Google renames the Persian Gulf

Turns out Google already had another cartographic controversy on its hands.

Earlier this week we learned of an Israeli city's slander lawsuit against the search giant based upon Google's refusal to remove a user-generated Google Earth notation that identifies the community of Kiryat Yam as Arab Ghawarina. A Google spokesperson told me that the notation violated no aspect of the company's terms of use agreement, no matter how much it violated the sensibilities of Kiryat Yam officials.
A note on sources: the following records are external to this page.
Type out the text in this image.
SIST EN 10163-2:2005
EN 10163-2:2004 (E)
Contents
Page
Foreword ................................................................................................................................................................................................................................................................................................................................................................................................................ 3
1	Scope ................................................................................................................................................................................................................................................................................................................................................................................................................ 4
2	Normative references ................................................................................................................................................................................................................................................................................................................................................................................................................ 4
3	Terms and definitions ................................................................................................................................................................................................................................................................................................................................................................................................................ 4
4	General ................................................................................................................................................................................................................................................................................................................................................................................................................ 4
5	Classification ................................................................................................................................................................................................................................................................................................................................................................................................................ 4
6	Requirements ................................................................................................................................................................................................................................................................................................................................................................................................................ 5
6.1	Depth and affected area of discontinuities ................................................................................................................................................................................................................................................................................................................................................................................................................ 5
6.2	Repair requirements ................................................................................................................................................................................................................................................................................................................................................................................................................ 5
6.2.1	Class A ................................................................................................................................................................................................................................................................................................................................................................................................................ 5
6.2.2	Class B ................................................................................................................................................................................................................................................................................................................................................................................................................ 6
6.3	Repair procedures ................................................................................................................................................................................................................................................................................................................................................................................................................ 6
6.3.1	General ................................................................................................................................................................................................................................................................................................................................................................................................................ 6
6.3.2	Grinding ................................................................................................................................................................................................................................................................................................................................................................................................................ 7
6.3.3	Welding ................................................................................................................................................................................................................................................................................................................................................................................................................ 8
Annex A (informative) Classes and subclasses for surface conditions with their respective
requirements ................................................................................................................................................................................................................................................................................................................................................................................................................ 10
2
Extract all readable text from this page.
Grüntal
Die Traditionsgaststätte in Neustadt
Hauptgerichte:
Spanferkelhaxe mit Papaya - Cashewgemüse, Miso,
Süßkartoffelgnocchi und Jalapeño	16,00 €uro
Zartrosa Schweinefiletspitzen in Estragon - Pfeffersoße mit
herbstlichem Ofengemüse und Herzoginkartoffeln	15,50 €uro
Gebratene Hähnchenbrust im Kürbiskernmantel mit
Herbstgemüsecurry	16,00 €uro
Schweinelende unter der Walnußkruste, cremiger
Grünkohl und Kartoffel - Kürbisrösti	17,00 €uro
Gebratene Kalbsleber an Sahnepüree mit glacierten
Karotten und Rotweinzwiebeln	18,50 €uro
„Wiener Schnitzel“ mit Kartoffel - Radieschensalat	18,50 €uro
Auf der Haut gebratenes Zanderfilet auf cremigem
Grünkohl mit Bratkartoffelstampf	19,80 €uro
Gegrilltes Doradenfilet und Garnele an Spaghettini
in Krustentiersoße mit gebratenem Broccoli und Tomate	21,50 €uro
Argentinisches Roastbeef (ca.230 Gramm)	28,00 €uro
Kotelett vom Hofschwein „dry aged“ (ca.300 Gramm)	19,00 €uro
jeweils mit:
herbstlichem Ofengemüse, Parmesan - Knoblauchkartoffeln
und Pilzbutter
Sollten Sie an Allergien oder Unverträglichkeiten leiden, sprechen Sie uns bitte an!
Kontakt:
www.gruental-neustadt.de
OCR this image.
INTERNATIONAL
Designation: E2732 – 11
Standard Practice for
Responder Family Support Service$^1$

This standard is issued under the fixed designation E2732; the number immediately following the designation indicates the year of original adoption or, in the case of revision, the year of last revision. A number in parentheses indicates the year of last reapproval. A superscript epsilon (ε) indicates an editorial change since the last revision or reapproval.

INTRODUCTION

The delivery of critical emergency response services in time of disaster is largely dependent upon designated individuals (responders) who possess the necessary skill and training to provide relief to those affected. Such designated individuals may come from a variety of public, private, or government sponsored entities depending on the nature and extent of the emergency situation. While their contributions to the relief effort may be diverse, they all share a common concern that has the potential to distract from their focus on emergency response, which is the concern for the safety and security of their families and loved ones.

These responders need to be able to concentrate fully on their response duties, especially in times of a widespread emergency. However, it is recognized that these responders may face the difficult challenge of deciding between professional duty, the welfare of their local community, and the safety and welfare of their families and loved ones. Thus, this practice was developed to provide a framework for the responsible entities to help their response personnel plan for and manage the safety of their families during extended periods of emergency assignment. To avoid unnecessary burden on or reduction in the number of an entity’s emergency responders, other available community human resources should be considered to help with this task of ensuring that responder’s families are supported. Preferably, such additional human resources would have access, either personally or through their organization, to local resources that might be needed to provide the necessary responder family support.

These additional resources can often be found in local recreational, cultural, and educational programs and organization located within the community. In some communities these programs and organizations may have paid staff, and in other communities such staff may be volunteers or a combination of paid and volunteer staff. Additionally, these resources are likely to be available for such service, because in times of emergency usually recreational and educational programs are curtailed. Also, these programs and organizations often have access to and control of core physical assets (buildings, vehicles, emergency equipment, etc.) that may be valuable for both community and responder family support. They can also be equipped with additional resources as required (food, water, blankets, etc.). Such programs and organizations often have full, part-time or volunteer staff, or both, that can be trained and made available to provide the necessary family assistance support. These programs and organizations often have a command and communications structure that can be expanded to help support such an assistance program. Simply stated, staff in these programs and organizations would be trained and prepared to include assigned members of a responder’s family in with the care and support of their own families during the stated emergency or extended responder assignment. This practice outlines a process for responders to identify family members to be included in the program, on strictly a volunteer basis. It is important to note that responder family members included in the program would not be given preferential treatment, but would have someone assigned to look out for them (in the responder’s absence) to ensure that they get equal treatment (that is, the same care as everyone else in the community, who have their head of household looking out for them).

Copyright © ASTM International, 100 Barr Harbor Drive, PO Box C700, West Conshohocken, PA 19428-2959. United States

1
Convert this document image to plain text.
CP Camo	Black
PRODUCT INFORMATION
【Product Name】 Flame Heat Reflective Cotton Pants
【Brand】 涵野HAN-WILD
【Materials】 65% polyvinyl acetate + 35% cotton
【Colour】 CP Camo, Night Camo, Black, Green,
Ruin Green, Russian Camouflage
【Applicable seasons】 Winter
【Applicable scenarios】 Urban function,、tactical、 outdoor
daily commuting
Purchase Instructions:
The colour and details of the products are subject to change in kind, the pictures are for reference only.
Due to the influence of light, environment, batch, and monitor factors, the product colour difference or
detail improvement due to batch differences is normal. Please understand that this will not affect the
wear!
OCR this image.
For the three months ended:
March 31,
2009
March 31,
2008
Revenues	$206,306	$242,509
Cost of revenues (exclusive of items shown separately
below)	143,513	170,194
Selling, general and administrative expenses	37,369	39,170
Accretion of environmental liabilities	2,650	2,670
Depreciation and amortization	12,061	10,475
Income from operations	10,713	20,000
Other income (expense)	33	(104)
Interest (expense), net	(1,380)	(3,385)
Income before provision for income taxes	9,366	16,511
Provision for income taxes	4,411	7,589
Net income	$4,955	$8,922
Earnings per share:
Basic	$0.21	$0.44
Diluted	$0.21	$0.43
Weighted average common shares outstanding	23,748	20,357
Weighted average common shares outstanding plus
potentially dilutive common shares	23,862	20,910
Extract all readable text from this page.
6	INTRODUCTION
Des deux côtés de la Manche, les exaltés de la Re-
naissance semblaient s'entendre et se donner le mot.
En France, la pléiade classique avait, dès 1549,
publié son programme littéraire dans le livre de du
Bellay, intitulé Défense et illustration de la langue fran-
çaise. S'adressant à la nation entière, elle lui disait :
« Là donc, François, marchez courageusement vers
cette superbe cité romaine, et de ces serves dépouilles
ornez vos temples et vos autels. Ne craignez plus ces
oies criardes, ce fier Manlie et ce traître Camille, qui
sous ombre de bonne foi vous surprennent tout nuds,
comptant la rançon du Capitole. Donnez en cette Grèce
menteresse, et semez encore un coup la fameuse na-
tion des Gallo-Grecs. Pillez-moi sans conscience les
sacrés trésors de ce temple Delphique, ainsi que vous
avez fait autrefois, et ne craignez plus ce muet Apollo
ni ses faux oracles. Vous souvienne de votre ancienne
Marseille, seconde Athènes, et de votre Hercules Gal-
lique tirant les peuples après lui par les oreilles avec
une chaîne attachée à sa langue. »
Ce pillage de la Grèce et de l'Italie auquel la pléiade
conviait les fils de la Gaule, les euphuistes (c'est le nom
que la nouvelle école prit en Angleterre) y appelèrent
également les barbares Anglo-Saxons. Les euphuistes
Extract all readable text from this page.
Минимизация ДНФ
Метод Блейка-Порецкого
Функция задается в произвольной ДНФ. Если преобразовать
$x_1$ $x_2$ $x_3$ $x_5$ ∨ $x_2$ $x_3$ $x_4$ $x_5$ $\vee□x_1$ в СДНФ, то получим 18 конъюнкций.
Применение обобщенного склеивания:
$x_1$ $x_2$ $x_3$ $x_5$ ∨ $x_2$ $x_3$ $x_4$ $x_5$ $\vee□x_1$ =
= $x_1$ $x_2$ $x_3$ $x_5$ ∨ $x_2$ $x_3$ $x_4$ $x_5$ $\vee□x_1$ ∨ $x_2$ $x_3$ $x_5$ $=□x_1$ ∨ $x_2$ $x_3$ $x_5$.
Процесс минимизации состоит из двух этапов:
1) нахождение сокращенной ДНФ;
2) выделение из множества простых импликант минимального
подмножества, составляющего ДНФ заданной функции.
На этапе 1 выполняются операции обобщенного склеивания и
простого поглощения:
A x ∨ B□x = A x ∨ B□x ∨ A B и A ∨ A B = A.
In this second controversy, however, Google does not have the "We didn't do it" card at its disposal. That's because Google itself has renamed the Persian Gulf.

They can do that?

Mother Jones blogger Justin Elliott explains:

The problem comes in the form of a letter to Google's CEO from the National Iranian American Council loudly protesting the inclusion in Google Earth of the term "Arabian Gulf" - along with the more common "Persian Gulf."

Only a few years ago, in 2004, Google's co-founders told shareholders that "focused objectivity" was a trait "most important in Google's past success" and "most fundamental for its future." But that was before Google Earth. And if the two complaints this month show anything, it's that a map is a highly subjective thing. Including "Arabian Gulf" was a classic hedge on Google's part, probably an attempt to strive for that ideal of objectivity. NIAC's letter, however, explains the term's somewhat untoward history:

You can read that letter here.

The group says that the National Geographic Society "made the same error" in 2004 and willingly corrected itself after NIAC complained.

Google has yet to reply to inquiries from Mother Jones.

Perhaps the programmers behind Google Earth should just pretend that the Middle East has dropped off the map altogether. Drastic, yes, but their lives would be made so much simpler.